GPT-3.5: about 4,000 tokens
GPT-4: about 32,000 tokens
GPT-4 Turbo: about 128,000 tokens
Claude 3.5: about 200,000 tokens

So what happens when the window is "stuffed"? It will first "vomit" some before it can "eat" new information. But then you'll find that the AI seems to have amnesia—it can't remember some of the earlier things you told it.

How to save tokens

Eat in batches: process in multiple rounds; don't try to stuff all information into the stomach at once (ordering a whole table of dishes).
Eat slowly: give AI time to process existing information; don't rush to feed it continuously (eating too fast, stomach can't digest).
Order on demand: only give AI the information it really needs; don't have a "capacity is enough anyway" mindset (like a buffet mentality—ordering as much as possible since it's free).
Finish in one go: state requirements clearly at once to reduce "do-overs"; don't chew the same dish repeatedly (making AI process the same content multiple times).
Taste first, then take: determine what you need first, then upload corresponding content; don't grab a bowl of everything first (uploading a bunch of files but most are useless).

Skewers

Here's another example. As the weather gets warmer, one of the most comfortable things on a hot day is sitting at a street stall, ordering a few skewers of meat, and drinking some cold beer. As an AI enthusiast, looking at the skewer in your hand, you might find it very familiar. Each bamboo stick has a fixed length, just like a context window.

Each piece of meat = one token

If the bamboo stick is the context window, then the pieces of meat on the stick are tokens. Looking at the dazzling array of goods on the shelf, you can see:

Some small pieces of meat, like snail meat, can be strung many on one skewer. These small pieces are like simple English words we input.
Some slightly larger pieces, like tenderloin or chicken hearts, can only fit a few on a skewer.

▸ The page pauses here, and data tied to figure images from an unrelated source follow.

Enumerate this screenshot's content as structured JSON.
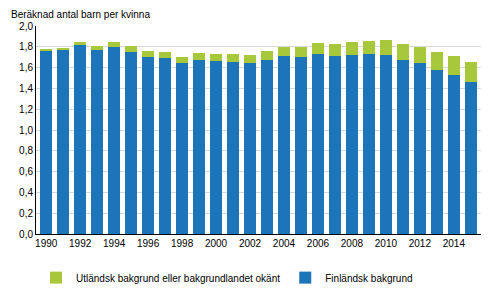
{
  "chart_data": {
    "type": "bar",
    "title": "Beräknad antal barn per kvinna",
    "stacked": true,
    "categories": [
      "1990",
      null,
      "1992",
      null,
      "1994",
      null,
      "1996",
      null,
      "1998",
      null,
      "2000",
      null,
      "2002",
      null,
      "2004",
      null,
      "2006",
      null,
      "2008",
      null,
      "2010",
      null,
      "2012",
      null,
      "2014",
      null
    ],
    "series": [
      {
        "name": "Finländsk bakgrund",
        "color": "#1b75b8",
        "values": [
          1.76,
          1.77,
          1.82,
          1.77,
          1.8,
          1.75,
          1.7,
          1.69,
          1.64,
          1.67,
          1.66,
          1.65,
          1.64,
          1.67,
          1.71,
          1.7,
          1.73,
          1.71,
          1.72,
          1.73,
          1.72,
          1.67,
          1.64,
          1.58,
          1.53,
          1.46
        ]
      },
      {
        "name": "Utländsk bakgrund eller bakgrundlandet okänt",
        "color": "#a8c83c",
        "values": [
          0.02,
          0.02,
          0.03,
          0.04,
          0.05,
          0.06,
          0.06,
          0.06,
          0.06,
          0.07,
          0.07,
          0.08,
          0.08,
          0.09,
          0.09,
          0.1,
          0.11,
          0.12,
          0.13,
          0.13,
          0.15,
          0.16,
          0.16,
          0.17,
          0.18,
          0.19
        ]
      }
    ],
    "ylim": [
      0,
      2
    ],
    "yticks": [
      {
        "value": 0,
        "label": "0,0"
      },
      {
        "value": 0.2,
        "label": "0,2"
      },
      {
        "value": 0.4,
        "label": "0,4"
      },
      {
        "value": 0.6,
        "label": "0,6"
      },
      {
        "value": 0.8,
        "label": "0,8"
      },
      {
        "value": 1,
        "label": "1,0"
      },
      {
        "value": 1.2,
        "label": "1,2"
      },
      {
        "value": 1.4,
        "label": "1,4"
      },
      {
        "value": 1.6,
        "label": "1,6"
      },
      {
        "value": 1.8,
        "label": "1,8"
      },
      {
        "value": 2,
        "label": "2,0"
      }
    ],
    "grid": true,
    "legend": "bottom"
  }
}
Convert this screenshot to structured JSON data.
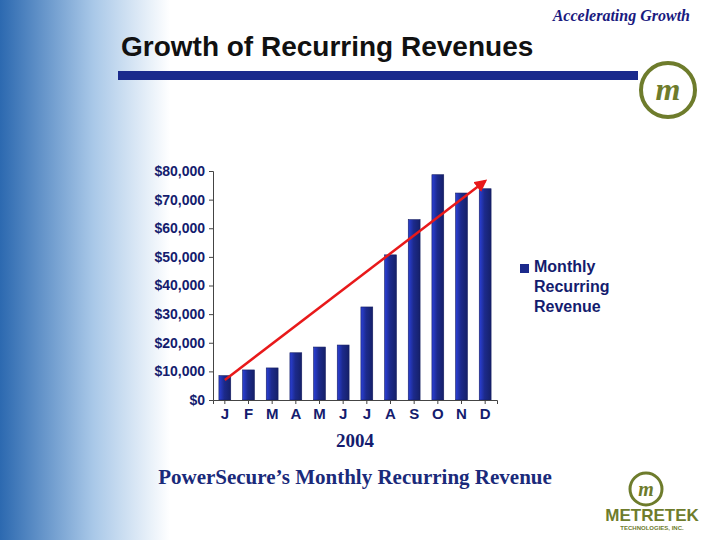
{
  "chart_data": {
    "type": "bar",
    "title": "Growth of Recurring Revenues",
    "subtitle": "PowerSecure’s Monthly Recurring Revenue",
    "x_label": "2004",
    "categories": [
      "J",
      "F",
      "M",
      "A",
      "M",
      "J",
      "J",
      "A",
      "S",
      "O",
      "N",
      "D"
    ],
    "series": [
      {
        "name": "Monthly Recurring Revenue",
        "color": "#1c2a8c",
        "values": [
          8500,
          10500,
          11200,
          16500,
          18500,
          19200,
          32500,
          50700,
          63000,
          78700,
          72300,
          73800
        ]
      }
    ],
    "ylim": [
      0,
      80000
    ],
    "yticks": [
      {
        "value": 0,
        "label": "$0"
      },
      {
        "value": 10000,
        "label": "$10,000"
      },
      {
        "value": 20000,
        "label": "$20,000"
      },
      {
        "value": 30000,
        "label": "$30,000"
      },
      {
        "value": 40000,
        "label": "$40,000"
      },
      {
        "value": 50000,
        "label": "$50,000"
      },
      {
        "value": 60000,
        "label": "$60,000"
      },
      {
        "value": 70000,
        "label": "$70,000"
      },
      {
        "value": 80000,
        "label": "$80,000"
      }
    ],
    "grid": false,
    "legend": "right",
    "trend": {
      "color": "#e8191a",
      "values": [
        7000,
        76500
      ]
    }
  },
  "slide": {
    "tagline": "Accelerating Growth",
    "logo_mark": "m",
    "company": "METRETEK",
    "company_detail": "TECHNOLOGIES, INC."
  }
}
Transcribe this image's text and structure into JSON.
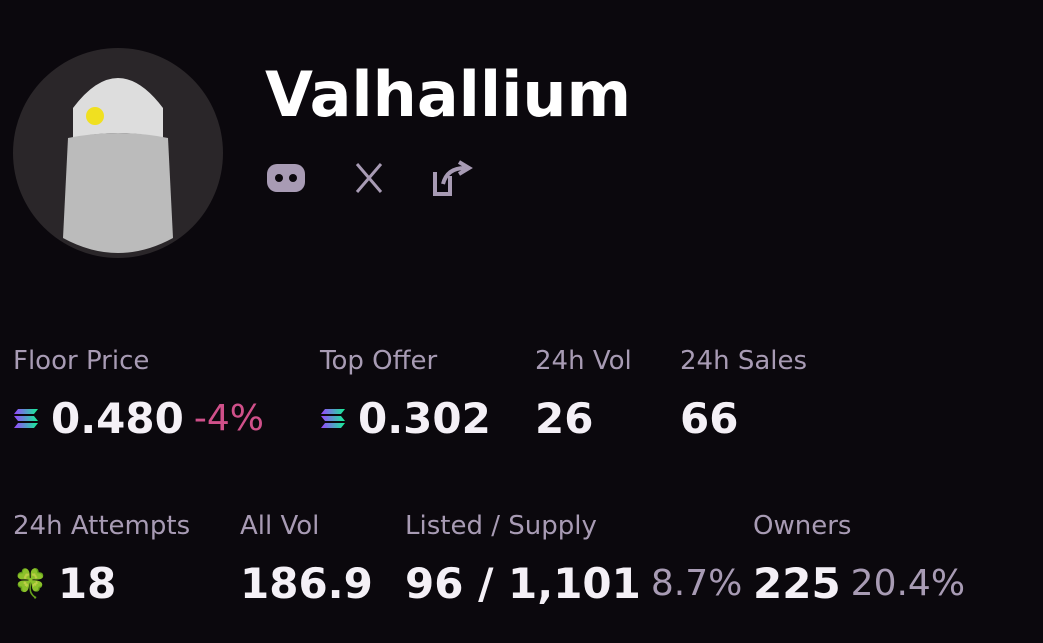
{
  "header": {
    "title": "Valhallium"
  },
  "stats_row1": [
    {
      "label": "Floor Price",
      "value": "0.480",
      "change": "-4%"
    },
    {
      "label": "Top Offer",
      "value": "0.302"
    },
    {
      "label": "24h Vol",
      "value": "26"
    },
    {
      "label": "24h Sales",
      "value": "66"
    }
  ],
  "stats_row2": [
    {
      "label": "24h Attempts",
      "value": "18"
    },
    {
      "label": "All Vol",
      "value": "186.9"
    },
    {
      "label": "Listed / Supply",
      "value": "96 / 1,101",
      "extra": "8.7%"
    },
    {
      "label": "Owners",
      "value": "225",
      "extra": "20.4%"
    }
  ]
}
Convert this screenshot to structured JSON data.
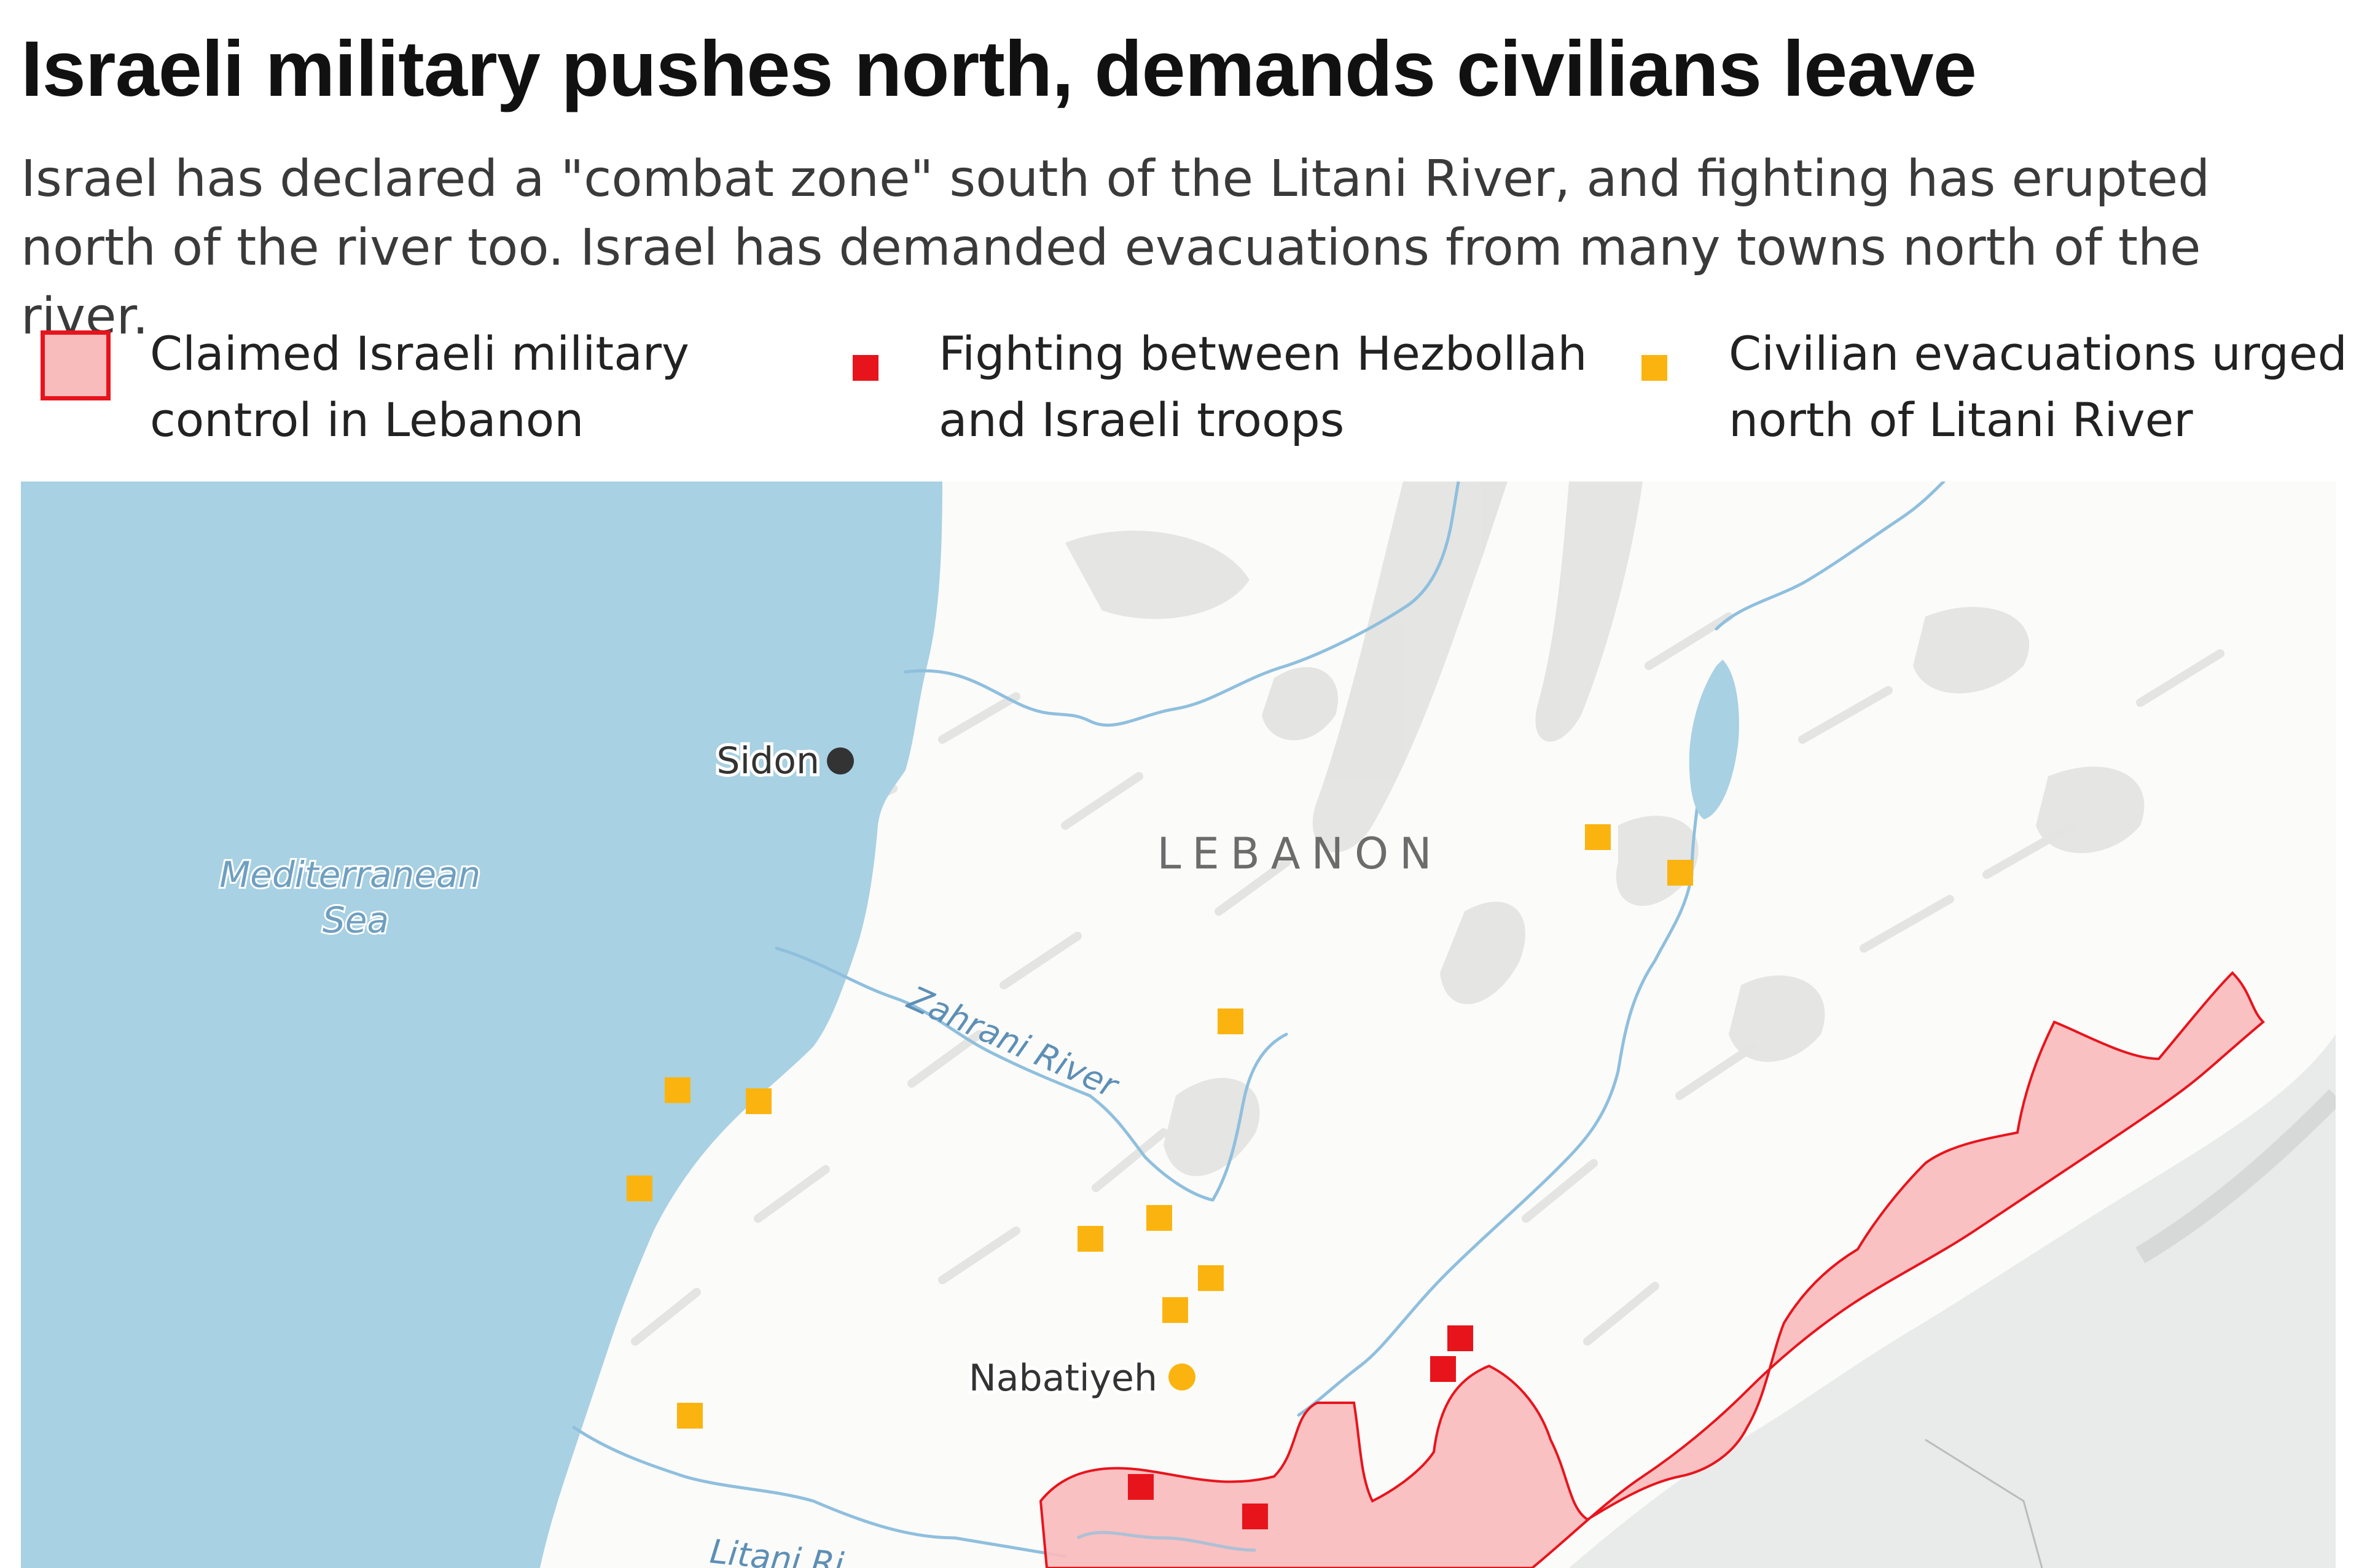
{
  "header": {
    "title": "Israeli military pushes north, demands civilians leave",
    "subtitle": "Israel has declared a \"combat zone\" south of the Litani River, and fighting has erupted north of the river too. Israel has demanded evacuations from many towns north of the river."
  },
  "legend": {
    "items": [
      {
        "label": "Claimed Israeli military\ncontrol in Lebanon",
        "swatch": "area",
        "fill": "#f8bcbd",
        "stroke": "#e8141c"
      },
      {
        "label": "Fighting between Hezbollah\nand Israeli troops",
        "swatch": "square",
        "fill": "#e8141c"
      },
      {
        "label": "Civilian evacuations urged\nnorth of Litani River",
        "swatch": "square",
        "fill": "#fbb40f"
      }
    ]
  },
  "map": {
    "country_label": "LEBANON",
    "sea_label": "Mediterranean\nSea",
    "zahrani_label": "Zahrani River",
    "litani_label": "Litani Ri",
    "cities": [
      {
        "name": "Sidon",
        "marker": "#333333"
      },
      {
        "name": "Nabatiyeh",
        "marker": "#fbb40f"
      }
    ],
    "colors": {
      "sea": "#a8d1e3",
      "land": "#fbfbfa",
      "river": "#8fbfdd",
      "control_fill": "#f8bcbd",
      "control_stroke": "#e8141c",
      "fighting": "#e8141c",
      "evacuation": "#fbb40f"
    }
  }
}
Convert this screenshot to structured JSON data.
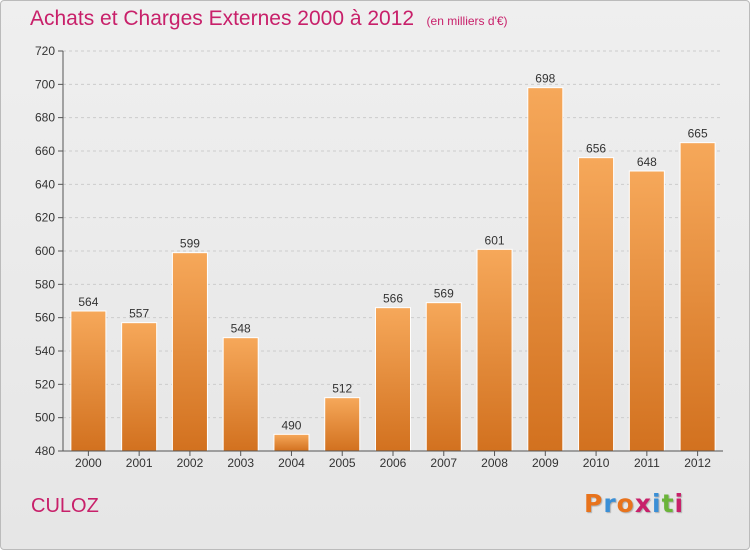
{
  "header": {
    "title": "Achats et Charges Externes 2000 à 2012",
    "unit": "(en milliers d'€)"
  },
  "footer": {
    "commune": "CULOZ",
    "logo_text": "Proxiti"
  },
  "colors": {
    "title": "#c8206a",
    "bar_light": "#f6a85a",
    "bar_dark": "#d2711f",
    "axis": "#555555",
    "grid": "#cccccc",
    "logo_letters": [
      "#e8731c",
      "#3a8fd6",
      "#e8731c",
      "#c8206a",
      "#3a8fd6",
      "#6bb43a",
      "#c8206a"
    ]
  },
  "chart_data": {
    "type": "bar",
    "categories": [
      "2000",
      "2001",
      "2002",
      "2003",
      "2004",
      "2005",
      "2006",
      "2007",
      "2008",
      "2009",
      "2010",
      "2011",
      "2012"
    ],
    "values": [
      564,
      557,
      599,
      548,
      490,
      512,
      566,
      569,
      601,
      698,
      656,
      648,
      665
    ],
    "ylim": [
      480,
      720
    ],
    "yticks": [
      480,
      500,
      520,
      540,
      560,
      580,
      600,
      620,
      640,
      660,
      680,
      700,
      720
    ],
    "grid": true,
    "data_labels": true
  }
}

These are like more complex English words, such as "unbelievable."
Even larger pieces, like ribs, can only fit two pieces per skewer. These are like non-English languages, such as Chinese or Korean.

Common phenomena and how to avoid them

Wasteful behavior	Token-saving approach
Skewer full of "fat" (polite talk, nonsense, repeated content)	String more "lean meat" (core information), remove "fat"
Every skewer required to be packed full (long output)	Request "small skewers": "brief answer," "list 3 points only"
Having the chef grill the same skewer repeatedly (making AI regenerate)	State requirements clearly at once, reduce regrilling
Mixing meat from different languages on the same skewer (mixing Chinese and English)	Keep language consistent; mixing takes more skewer space
Continuously adding new meat in the conversation, breaking the skewer (exceeding context)	Start a new conversation in time, switch to a new skewer

Summary

Two common life examples introduced what a token is and its relationship with the context window. Some ways to save tokens were also summarized, along with correcting some improper behaviors. Hope it helps you.